Shamette Hepburn, Entertainment Editor
Elephant Man - file
In a bold and possibly controversial move, brewing company Red Stripe has announced its decision to withdraw sponsorship of live music events which its says facilitate "violent and anti-social lyrics".
In a statement issued yesterday, the company said that its main sponsorship beneficiaries, the annual Reggae Summerfest and Sting stage shows will no longer have its support.
"Over the years, however, a very negative trend of glorifying violence has crept into some of the music, causing much consternation among well thinking Jamaicans and others at home and abroad. This has far-reaching and damaging implications for the industry and for the country as a whole," the release stated.
"While our most recent efforts through the Coalition of Corporate Sponsors have met with some measure of success, some performers continue to propagate, through their live performances, violent and anti-social lyrics. Red Stripe will not be party to this, and thus we have taken the very difficult decision of withdrawing sponsorship from live music events. Consequently, Red Stripe will not renew our contract for title sponsorship of Reggae Sumfest and Sting. We will, however, ensure that our brands are made available whenever and wherever our loyal consumers enjoy premium alcohol beverages."
Red Stripe's Head of Corporate Relations, Maxine Whittingham-Osborne told The STAR that the withdrawal is in tandem with the company's corporate strategies and values.
"The key thing is the fact that Jamaica has been so labelled as the murder capital of the world and we need to take stock of all the things that we are doing to contribute to it," said Mrs. Whittingham-Osborne. "The glorification of violence in the music is not helping our situation."
She disclosed that Red Stripe will now shift its sponsorship focus to programmes which are analogous to its values.
"All we will be doing is shifting our marketing focus. It has to be in line with our corporate strategy and corporate values. We will be launching in the very near future a promotional activity that will be linked to the national football programme."
Declining to disclose the dollar value of the sponsorship of live music events, Mrs. Whittingham-Osborne said that it is competition sensitive information, but that the amount is in "the millions".
These ladies promote Red Stripe's involvement at an event recently. - Contributed
In response to the possibility of backlash stemming from Red Stripe's decision, she said: "To be honest we do believe that there may be some persons who are not in agreement with our position. It is time for us to take a stand. We have been working with the industry in trying to make a change. I know people tend to skew it in a particular direction."
"It is our hope that our action will cause the proponents of this destructive trend in local music to stop and take stock of the negative impact of their actions on the society and seek to make a change. Red Stripe looks forward to the time when good sense will prevail and we can see a return to improved quality and standard of music that all Jamaica can be proud of. At that time we will review our position."
When contacted Sting promoter Isaiah Laing declined to offer a comment on the matter: "I am not ready to respond."
Efforts to contact Director of Summerfest Productions, the promoters of Reggae Summerfest, Johnny Gourzhong were unsuccessful.

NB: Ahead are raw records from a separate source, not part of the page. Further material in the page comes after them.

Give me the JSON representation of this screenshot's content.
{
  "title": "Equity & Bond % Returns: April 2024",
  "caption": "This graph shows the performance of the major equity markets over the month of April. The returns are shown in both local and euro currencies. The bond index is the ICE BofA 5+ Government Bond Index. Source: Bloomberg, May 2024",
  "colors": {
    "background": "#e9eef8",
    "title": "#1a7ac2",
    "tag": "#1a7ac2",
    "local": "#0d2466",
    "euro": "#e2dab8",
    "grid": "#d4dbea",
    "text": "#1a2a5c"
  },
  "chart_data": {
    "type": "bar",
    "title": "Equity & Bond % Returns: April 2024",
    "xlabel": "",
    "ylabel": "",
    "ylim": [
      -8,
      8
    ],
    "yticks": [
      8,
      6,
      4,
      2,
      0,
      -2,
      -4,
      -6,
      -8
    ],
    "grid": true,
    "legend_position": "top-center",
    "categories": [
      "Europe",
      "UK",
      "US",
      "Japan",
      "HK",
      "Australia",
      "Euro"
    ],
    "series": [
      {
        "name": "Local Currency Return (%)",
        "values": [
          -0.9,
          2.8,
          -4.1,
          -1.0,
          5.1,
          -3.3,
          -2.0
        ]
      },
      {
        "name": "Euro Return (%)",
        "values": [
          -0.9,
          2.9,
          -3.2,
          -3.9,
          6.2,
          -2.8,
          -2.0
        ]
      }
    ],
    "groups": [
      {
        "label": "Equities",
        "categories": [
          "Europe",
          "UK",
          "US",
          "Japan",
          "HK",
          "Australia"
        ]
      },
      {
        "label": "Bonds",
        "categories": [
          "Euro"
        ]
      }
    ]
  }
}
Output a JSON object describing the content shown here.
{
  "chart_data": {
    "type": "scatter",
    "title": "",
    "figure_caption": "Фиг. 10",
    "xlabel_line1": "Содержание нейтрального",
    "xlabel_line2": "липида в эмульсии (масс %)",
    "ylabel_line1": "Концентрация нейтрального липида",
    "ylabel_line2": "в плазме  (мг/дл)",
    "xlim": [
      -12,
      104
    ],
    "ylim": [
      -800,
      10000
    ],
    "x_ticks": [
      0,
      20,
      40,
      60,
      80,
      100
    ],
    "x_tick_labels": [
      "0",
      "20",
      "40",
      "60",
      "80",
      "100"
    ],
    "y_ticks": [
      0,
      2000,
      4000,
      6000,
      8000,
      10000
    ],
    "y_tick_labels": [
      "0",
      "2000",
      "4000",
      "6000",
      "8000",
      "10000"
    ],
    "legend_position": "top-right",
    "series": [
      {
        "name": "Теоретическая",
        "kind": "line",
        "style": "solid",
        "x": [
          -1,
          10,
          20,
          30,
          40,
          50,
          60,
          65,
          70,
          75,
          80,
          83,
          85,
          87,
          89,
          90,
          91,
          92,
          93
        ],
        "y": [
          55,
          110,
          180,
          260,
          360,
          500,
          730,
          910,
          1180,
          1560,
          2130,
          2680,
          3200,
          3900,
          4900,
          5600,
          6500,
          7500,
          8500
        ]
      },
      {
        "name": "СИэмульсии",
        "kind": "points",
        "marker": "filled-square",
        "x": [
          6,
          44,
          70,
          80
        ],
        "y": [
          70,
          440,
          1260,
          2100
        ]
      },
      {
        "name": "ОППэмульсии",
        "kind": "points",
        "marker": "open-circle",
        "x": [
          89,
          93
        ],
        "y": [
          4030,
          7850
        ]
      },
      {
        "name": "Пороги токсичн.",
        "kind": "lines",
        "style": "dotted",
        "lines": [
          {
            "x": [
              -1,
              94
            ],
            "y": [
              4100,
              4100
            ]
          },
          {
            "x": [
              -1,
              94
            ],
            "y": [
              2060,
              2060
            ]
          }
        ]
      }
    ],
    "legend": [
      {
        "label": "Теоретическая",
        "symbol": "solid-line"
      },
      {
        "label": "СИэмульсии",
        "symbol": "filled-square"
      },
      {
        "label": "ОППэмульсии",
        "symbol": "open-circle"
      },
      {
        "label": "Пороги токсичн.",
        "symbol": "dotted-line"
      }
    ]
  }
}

According to Mrs. Whittingham-Osborne, the company has been in dialogue with promoters and that the move was an individual one, separate from its affiliation with the Coalition of Corporate Sponsors.
"We have invested a lot of time and money and we believe we need to take a stand and while we have had some measure of success there is a far way to go, but this is our position on the matter. We have to think about what is in the best interest of Jamaica and Jamaicans," she said.